PODCAST: Can ‘gamification’ of cyber training help shrink the human attack vector?

By Byron V. Acohido

The human attack vector remains the most pervasively probed path for malicious hackers looking to gain a foothold inside a company’s firewall.

And yet, somehow, cyber awareness training has not kept pace. Circadence hopes to change that. The Boulder, Colo.-based company got its start in the gaming industry 20 years ago, shifted to supplying cyber warfare training ranges to the military, and now is making a push to help companies add truly effective employee cyber awareness training as a key component to keeping their networks safe.

Related article: Why employee cyber training needs an overhaul

For years, teachers told us that learning can be fun. Circadence is taking that philosophy and running with it. The company is seeking to adapt “gamification” technologies to employee cyber awareness training. If it succeeds, it could help set a new paradigm for addressing the “people” component of defending networks.

I had the chance to converse with Keenan Skelly, Circadence vice president of global partnerships and security evangelist, at RSA Conference 2018 in San Francisco. For a drill down on our discussion, give a listen to the accompanying podcast. Here are a few high-level takeaways:

Gamers’ edge

Circadence got its start in the early 1990s as a publisher of one of the earliest massively multiplayer games. It turned out that the company’s expertise in generating and displaying complex graphics and getting high fidelity data from point A to point B in fantasy landscapes had a very useful real-world application – helping U.S. military operatives maintain an edge while engaging in ongoing cyber warfare.

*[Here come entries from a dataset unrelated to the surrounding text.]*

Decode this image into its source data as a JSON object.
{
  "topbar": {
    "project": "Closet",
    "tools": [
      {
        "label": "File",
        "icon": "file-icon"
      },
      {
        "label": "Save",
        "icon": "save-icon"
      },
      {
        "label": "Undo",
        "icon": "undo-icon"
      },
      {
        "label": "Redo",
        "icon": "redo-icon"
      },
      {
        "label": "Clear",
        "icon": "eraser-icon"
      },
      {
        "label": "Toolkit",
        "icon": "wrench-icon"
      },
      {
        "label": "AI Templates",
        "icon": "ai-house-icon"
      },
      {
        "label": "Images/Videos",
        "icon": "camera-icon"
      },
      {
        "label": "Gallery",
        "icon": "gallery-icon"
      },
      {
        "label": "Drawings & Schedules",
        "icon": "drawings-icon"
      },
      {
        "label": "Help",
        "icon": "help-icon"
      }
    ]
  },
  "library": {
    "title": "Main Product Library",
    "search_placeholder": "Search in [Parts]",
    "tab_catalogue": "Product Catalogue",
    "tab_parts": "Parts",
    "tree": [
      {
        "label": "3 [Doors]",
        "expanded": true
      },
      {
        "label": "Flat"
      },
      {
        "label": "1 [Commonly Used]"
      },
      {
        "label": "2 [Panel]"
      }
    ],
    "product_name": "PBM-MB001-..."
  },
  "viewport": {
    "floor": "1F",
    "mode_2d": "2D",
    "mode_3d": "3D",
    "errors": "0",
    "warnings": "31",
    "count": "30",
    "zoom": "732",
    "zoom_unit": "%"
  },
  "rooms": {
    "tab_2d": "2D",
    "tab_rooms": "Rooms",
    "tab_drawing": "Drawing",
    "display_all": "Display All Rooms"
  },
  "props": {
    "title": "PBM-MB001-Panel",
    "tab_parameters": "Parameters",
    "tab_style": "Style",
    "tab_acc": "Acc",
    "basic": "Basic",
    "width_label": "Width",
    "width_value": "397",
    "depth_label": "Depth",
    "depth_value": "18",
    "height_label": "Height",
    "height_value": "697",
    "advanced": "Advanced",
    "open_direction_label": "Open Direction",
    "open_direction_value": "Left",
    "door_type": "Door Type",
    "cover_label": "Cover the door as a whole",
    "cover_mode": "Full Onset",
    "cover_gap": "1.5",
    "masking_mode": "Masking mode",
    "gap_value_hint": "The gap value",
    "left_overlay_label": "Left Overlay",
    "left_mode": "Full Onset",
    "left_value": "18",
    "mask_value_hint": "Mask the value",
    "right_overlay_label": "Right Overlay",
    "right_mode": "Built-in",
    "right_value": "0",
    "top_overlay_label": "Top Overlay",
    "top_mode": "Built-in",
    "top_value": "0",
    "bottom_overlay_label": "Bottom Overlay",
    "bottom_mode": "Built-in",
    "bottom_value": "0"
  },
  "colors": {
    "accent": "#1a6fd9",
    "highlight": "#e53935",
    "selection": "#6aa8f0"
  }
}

The company subsequently sold off its gaming business to direct its full attention towards helping the military carry out cyber war games via Regional Service Delivery Points, by providing cyber range environments used across the Department of Defense. On these ranges, which replicate real-world networks, trainees can launch and react to cutting edge hacking assaults.

Then one day inspiration hit. “Some of our cofounders were watching these high-level cyber exercises and noticed that some of the gamification techniques and technologies they were using seemed pretty far behind,” Skelly says. “So, they came up with this idea to use true gamification as part of cyber preparation and cyber training.”

Training extremes

Cyber awareness training in the corporate sector today generally comes in two extremes. At one end, general staff training often boils down to employees being required to periodically sit through a PowerPoint session. At the other, if you happen to be a tech specialist, you might be sent off campus for a few days of deep-dive training at a SANS Institute course, or something equivalent. The effectiveness of the former is limited, while the scalability of the latter is non-existent.

Circadence has developed training exercises that leverage elements from online games that should be familiar to a broad cross section of employees — from anyone who has played solitaire on a smartphone to aficionados of World of Warcraft or Call of Duty.

Circadence training models incorporate gamification elements such as the ability to earn skill badges or challenges to up-level to a higher status. “We’ve successfully applied gamification techniques to a very technical training process that’s now more like Call of Duty than like running through a cyber exercise,” Skelly says. “We have other products that are focused on the entire enterprise. Games that you can play on your mobile phone to teach you more about enterprise security risks and how to protect yourself.”

Building judgment

Circadence is currently beta testing a new product, called InCyt, which takes the form of a multi-player role-playing game and goes beyond reinforcing awareness to actually striving to instill improved judgment through the workforce. Not surprisingly it’s a corporate version of the military cyber training exercises Circadence helped pioneer.

The starting point: adopting online personas. A human resource specialist might become a CISO; an accounts payable clerk might become a security engineer; a marketing product manager might become a malicious nation-state attacker.

“You each get dealt a hand of tools to start off with and then you have to attack and defend your respective networks using a variety of techniques,” Skelly says. “The idea is to introduce complex security concepts in a way that builds judgment.”

Circadence may be onto something. Gamification has proven its worth in military cyber training grounds. It seems like a natural progression to adopt it to enterprise settings. After all, youthful personnel, for whom online personas and cyber competitiveness are second nature, occupy both. And more are in the wings.